Having the Right People in Place Makes a Difference

Ideally, a good maintenance vertical should have a strong leadership team, established reporting structure, clear job descriptions, and a balanced vendor matrix.

Strong Leadership – Even the most tightly run properties have issues with vendors. Often, it’s not about whether you have issues, but how you manage them. Processes should be in place to closely manage each vendor to ensure that the property is getting the most for its money. The right person also is someone who can communicate on the vendor and corporate levels.

Established Reporting Structure and Job Descriptions – Maintenance personnel should be clear on who they are reporting to and how they are to be held accountable. Many properties have a staff that’s built around a catch-all philosophy. While they may be effective in some cases, a more structured team will always outperform.

Balanced Vendor Matrix – A good vendor matrix should include primary and secondary vendors for each type of maintenance category – plumbing, heating and air, appliances, flooring, etc. If you don’t, you are not ready to do maintenance.

Processes that Move Efficiently Create Opportunities

An effective maintenance program has streamlined processes that leverage revenue opportunities and keep costs down. A good process will create and identify revenue streams, establish business development strategies and enable proper execution of the plan. Effective execution may mean the difference whether you gain or lose trust with the client.

Streamlining Processes – Determine when the clock starts ticking on a job for an owner. Usually, it’s when the job is dispatched. If your processes are not tight, you will lose the bill. Be clear when that expense starts accumulating and who is going to pay for it.

Revenue Streams – Service requests, preventative maintenance, turnovers and inspections are revenue streams. If you are offering opportunities for doing additional interim inspections, you are missing opportunities for additional revenue. Be sure to break down the types of maintenance you’re doing.

Establish Business Development Strategy – Document and put timing around your strategy. Determine how much revenue and profit could be generated. A good strategy will enable a company to build trust with the owners and create long-term business relationships.

Execute Your Plan – Standardized pricing and vendor agreements are key components to executing a maintenance plan to owners. Take the time to create pricing structures based on how much time it takes to do the job. Include pricing for multiple tasks—replacing five ceiling fans instead of one, for example—and balance the rate. Investing time up front will make executing your maintenance plan easier down the line.

Technology is the Right Tool for Maintenance Programs

There is a difference between executing a process and a tool. Technology should be a tool to allow you to execute a process. If not properly rolled out, technology can work against you by creating increased workloads. It’s like hammering a nail with a wrench. Usually, that takes twice as much work as using a hammer. If you look for right technology tools to execute your business strategy, you will win.

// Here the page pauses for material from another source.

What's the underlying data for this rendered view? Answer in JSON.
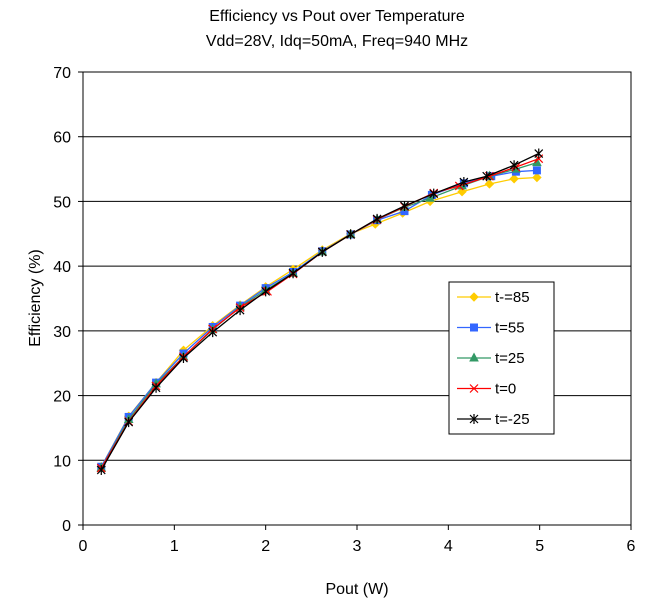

Streamline Current Propertyware Methods – If you’re managing properties, you’re handling maintenance. Maintenance five years ago is completely different than where we are today. Owner and tenant expectations along with city and state compliance have all changed. Robust software platforms, like Propertyware, provide the right technology for companies to navigate through the changing maintenance arena. Understanding and setting up proper workflows in Propertyware will help make day-to-day maintenance issues much easier to handle for all parties involved.

Propertyware Maintenance – Propertyware maintenance is about managing ALL aspects of maintenance, including service requests, capital improvements, turnovers, and more. In the end, you will not only want to be able to track each task from the very beginning through to the very end of the project, you will also want to know how much time and money was made or lost and which vendors delivered.